In 2001, Eminem reconnected with several of his friends from the Detroit underground rap scene to form the group D12, recording an album called Devil's Night featuring the popular single "Purple Pills." A year later, Eminem released a new solo album, The Eminem Show, another popular and critically acclaimed album highlighted by the tracks "Without Me," "Cleaning Out my Closet" and "Sing for the Moment." His next album, 2004's Encore, was less successful than his previous efforts, but still featured popular songs such as "Like Toy Soldiers" and "Mockingbird."

Rehab and Later Career

For the next several years, Eminem recorded very little music and was largely consumed by personal problems. Eminem and Kim Mathers divorced in 2000 but continued to maintain a tumultuous off-and-on relationship until remarrying in 2006. Nevertheless, they divorced again several months later and began a protracted, ugly and highly public custody dispute over their daughter Hailie. Meanwhile, Eminem slipped further into alcoholism and addiction to sleeping pills and prescription painkillers. In December 2007, he overdosed and nearly died. "If I would have got to the hospital two hours later, that would have been it," he said. 

By early 2008, Eminem had managed to kick his addictions to drugs and alcohol and returned to recording music. He released his first album of new music in five years, Relapse, in 2009, featuring the singles "Crack a Bottle" and "Beautiful." In 2010, Eminem released another album, Recovery, a highly autobiographical attempt to come to terms with his experiences of addiction and rehabilitation. His most acclaimed album in years, Recovery struck a somewhat gentler and more inspirational tone than his previous music. Eminem said, "I don't want to go overboard with it but I do feel like that if I can help people that have been through a similar situation, then, you know, why not?" 

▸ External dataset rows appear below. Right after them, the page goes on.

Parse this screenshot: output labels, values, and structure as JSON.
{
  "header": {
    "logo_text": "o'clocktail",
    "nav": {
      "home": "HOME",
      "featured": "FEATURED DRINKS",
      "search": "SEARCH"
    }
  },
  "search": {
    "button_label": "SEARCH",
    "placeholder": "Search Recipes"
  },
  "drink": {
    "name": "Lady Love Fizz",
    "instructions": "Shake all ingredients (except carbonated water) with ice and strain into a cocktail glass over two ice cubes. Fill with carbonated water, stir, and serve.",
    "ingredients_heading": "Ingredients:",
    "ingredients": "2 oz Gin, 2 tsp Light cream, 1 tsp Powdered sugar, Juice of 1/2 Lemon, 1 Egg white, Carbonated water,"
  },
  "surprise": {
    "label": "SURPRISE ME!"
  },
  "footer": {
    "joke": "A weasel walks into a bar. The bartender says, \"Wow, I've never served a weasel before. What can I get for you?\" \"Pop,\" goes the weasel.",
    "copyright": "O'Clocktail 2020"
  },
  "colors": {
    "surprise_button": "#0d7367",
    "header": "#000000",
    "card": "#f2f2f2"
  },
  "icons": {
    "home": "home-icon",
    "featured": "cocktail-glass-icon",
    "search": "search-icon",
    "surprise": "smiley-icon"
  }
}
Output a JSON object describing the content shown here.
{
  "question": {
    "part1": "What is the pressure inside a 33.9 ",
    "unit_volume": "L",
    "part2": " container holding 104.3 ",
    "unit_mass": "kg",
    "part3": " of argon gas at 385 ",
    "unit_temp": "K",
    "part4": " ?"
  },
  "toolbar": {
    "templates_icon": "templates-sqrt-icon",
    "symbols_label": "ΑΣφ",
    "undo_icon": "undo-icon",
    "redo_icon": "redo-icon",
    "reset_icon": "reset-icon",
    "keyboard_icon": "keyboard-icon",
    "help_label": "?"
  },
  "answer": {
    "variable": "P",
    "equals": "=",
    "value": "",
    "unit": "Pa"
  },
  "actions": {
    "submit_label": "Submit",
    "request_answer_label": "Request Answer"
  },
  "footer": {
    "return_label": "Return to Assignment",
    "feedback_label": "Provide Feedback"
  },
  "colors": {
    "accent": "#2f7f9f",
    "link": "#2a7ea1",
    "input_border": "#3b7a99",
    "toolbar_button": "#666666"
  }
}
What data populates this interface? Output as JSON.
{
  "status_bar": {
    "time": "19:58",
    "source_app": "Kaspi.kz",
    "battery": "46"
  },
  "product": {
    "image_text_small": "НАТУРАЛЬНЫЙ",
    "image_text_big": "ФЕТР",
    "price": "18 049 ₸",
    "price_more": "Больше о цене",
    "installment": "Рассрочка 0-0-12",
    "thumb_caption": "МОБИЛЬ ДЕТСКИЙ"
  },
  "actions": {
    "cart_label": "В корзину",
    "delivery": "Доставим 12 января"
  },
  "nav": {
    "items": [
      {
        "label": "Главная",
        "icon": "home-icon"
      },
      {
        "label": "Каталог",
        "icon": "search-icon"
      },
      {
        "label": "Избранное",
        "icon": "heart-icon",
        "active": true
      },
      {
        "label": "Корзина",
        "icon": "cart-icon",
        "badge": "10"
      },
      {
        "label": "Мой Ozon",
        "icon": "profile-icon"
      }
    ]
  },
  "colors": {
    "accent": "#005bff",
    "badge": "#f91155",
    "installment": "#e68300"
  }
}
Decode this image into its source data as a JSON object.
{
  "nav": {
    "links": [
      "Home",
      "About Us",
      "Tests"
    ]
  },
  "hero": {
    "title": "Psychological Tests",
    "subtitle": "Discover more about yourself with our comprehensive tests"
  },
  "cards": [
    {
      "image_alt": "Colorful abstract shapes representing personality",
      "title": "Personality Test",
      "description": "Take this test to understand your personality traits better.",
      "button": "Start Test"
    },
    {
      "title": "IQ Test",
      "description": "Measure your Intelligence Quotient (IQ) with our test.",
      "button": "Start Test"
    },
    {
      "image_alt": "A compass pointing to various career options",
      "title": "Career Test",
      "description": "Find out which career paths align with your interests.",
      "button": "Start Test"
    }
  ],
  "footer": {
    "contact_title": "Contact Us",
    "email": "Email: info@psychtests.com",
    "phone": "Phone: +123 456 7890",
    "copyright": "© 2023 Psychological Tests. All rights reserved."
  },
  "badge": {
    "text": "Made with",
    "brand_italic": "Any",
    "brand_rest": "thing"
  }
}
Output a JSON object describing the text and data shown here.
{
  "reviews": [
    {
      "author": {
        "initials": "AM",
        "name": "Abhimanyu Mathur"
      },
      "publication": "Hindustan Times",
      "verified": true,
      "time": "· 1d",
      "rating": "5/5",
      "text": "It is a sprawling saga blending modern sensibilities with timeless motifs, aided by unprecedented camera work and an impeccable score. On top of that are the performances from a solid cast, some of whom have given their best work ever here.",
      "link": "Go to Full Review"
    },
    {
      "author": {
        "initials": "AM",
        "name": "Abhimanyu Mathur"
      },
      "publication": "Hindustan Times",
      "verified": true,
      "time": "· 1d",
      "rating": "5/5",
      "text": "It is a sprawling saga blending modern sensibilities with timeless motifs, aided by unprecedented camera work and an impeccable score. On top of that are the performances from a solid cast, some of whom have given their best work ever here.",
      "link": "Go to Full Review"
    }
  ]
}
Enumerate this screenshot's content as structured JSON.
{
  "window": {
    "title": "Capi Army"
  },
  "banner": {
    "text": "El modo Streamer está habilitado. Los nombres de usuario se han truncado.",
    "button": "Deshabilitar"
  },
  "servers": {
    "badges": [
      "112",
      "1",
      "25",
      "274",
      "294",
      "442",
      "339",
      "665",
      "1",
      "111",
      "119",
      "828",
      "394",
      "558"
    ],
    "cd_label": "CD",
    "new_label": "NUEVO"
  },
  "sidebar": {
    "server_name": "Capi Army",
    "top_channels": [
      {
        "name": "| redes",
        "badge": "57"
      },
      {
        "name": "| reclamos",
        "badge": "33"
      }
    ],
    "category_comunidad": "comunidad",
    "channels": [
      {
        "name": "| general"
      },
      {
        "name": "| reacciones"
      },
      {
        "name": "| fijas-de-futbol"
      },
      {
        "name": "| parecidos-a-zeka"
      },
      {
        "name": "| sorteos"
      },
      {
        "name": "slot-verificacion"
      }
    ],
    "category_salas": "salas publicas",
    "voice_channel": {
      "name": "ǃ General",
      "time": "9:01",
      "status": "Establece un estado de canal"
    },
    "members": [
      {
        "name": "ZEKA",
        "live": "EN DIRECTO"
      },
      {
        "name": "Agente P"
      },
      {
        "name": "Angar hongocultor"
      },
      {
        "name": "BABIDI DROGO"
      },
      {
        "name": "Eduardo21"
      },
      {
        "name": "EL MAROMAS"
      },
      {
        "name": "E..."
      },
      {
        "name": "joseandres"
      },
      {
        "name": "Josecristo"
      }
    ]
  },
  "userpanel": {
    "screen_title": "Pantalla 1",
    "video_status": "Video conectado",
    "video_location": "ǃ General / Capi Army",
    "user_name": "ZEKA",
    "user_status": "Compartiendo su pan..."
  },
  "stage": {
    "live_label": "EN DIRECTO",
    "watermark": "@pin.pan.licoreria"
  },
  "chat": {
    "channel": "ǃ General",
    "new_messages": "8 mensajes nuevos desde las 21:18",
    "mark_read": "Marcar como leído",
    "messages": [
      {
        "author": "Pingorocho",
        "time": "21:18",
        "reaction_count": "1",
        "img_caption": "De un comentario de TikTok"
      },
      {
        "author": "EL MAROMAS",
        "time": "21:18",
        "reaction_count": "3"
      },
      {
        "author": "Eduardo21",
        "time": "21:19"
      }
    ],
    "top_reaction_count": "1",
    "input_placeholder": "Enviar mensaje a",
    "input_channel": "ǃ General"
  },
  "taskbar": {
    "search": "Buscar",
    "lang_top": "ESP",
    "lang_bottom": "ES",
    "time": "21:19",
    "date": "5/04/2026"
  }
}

Eminem is doubtlessly one of the most acclaimed rappers in the genre's brief history. As much as any other individual artist, he is responsible for rap's transformation into a mainstream music genre over the past decade. And after 10 years and seven albums, the rapper who shocked, appalled and fascinated the music world with the unbridled rage of his youthful music is reinventing himself as a mature artist. "I started learning how to not be so angry about things, learning how to count my fucking blessings instead. By doing that, I've become a happier person, instead of all this self-loathing I was doing for a while," Eminem said. "The music, I wouldn't say it's gotten happier, but it's definitely more upbeat. I feel like myself again."